The final two TIMESTAMP column values are zero because the year values (2040, 9999) exceed the TIMESTAMP maximum. The TIMESTAMP data type, which is used to store the current time, supports values that range from 19700101000000 to 20300101000000 on 32-bit machines (signed value). On 64-bit machines, TIMESTAMP handles values up to 2106 (unsigned value).

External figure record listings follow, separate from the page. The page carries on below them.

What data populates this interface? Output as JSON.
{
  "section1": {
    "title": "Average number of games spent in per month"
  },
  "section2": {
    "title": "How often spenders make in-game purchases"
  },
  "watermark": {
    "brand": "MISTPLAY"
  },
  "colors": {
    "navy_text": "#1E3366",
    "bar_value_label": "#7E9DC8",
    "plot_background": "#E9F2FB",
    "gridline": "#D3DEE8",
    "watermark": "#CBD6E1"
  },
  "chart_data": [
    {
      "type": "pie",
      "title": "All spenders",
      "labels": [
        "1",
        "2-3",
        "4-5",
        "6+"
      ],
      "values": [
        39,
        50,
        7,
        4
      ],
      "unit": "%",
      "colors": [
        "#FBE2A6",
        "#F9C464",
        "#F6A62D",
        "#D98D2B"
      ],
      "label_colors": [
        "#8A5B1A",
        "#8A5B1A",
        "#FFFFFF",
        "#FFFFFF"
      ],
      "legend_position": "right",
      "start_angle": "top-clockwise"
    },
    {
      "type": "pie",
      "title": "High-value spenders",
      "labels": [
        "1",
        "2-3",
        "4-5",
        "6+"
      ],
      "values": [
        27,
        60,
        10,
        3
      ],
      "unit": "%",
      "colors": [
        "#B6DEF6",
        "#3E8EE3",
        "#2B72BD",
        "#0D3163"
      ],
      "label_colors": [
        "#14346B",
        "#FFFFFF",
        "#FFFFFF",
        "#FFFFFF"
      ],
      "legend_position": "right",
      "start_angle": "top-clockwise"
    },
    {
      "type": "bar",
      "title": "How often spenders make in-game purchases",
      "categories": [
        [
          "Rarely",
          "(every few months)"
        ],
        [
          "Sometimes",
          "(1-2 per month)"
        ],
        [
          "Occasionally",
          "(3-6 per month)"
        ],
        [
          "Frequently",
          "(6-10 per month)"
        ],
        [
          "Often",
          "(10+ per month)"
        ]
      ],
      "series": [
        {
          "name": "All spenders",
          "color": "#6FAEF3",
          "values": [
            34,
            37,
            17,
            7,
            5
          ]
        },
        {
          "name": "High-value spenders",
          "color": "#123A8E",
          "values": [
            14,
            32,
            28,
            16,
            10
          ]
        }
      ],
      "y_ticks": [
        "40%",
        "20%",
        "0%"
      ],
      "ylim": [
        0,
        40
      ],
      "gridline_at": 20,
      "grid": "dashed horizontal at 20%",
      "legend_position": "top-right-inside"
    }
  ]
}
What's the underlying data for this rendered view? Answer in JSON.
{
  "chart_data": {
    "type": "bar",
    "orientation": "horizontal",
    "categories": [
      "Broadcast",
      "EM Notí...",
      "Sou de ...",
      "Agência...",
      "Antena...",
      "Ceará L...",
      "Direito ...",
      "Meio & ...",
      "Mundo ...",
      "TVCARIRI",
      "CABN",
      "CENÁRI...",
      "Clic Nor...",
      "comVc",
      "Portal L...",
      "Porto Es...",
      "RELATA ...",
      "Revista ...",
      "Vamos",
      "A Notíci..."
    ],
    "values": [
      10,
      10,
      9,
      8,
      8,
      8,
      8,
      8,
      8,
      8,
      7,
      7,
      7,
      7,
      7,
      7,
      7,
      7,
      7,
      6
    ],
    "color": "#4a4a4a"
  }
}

Although MySQL Server itself is Y2K-safe, you may run into problems if you use it with applications that are not Y2K-safe. For example, many old applications store or manipulate years using two-digit values (which are ambiguous) rather than four-digit values. This problem may be compounded by applications that use values such as 00 or 99 as “missing” value indicators. Unfortunately, these problems may be difficult to fix because different applications may be written by different programmers, each of whom may use a different set of conventions and date-handling functions.

Thus, even though MySQL Server has no Y2K problems, it is the application's responsibility to provide unambiguous input. See the section called “Y2K Issues and Date Types” for MySQL Server's rules for dealing with ambiguous date input data that contains two-digit year values.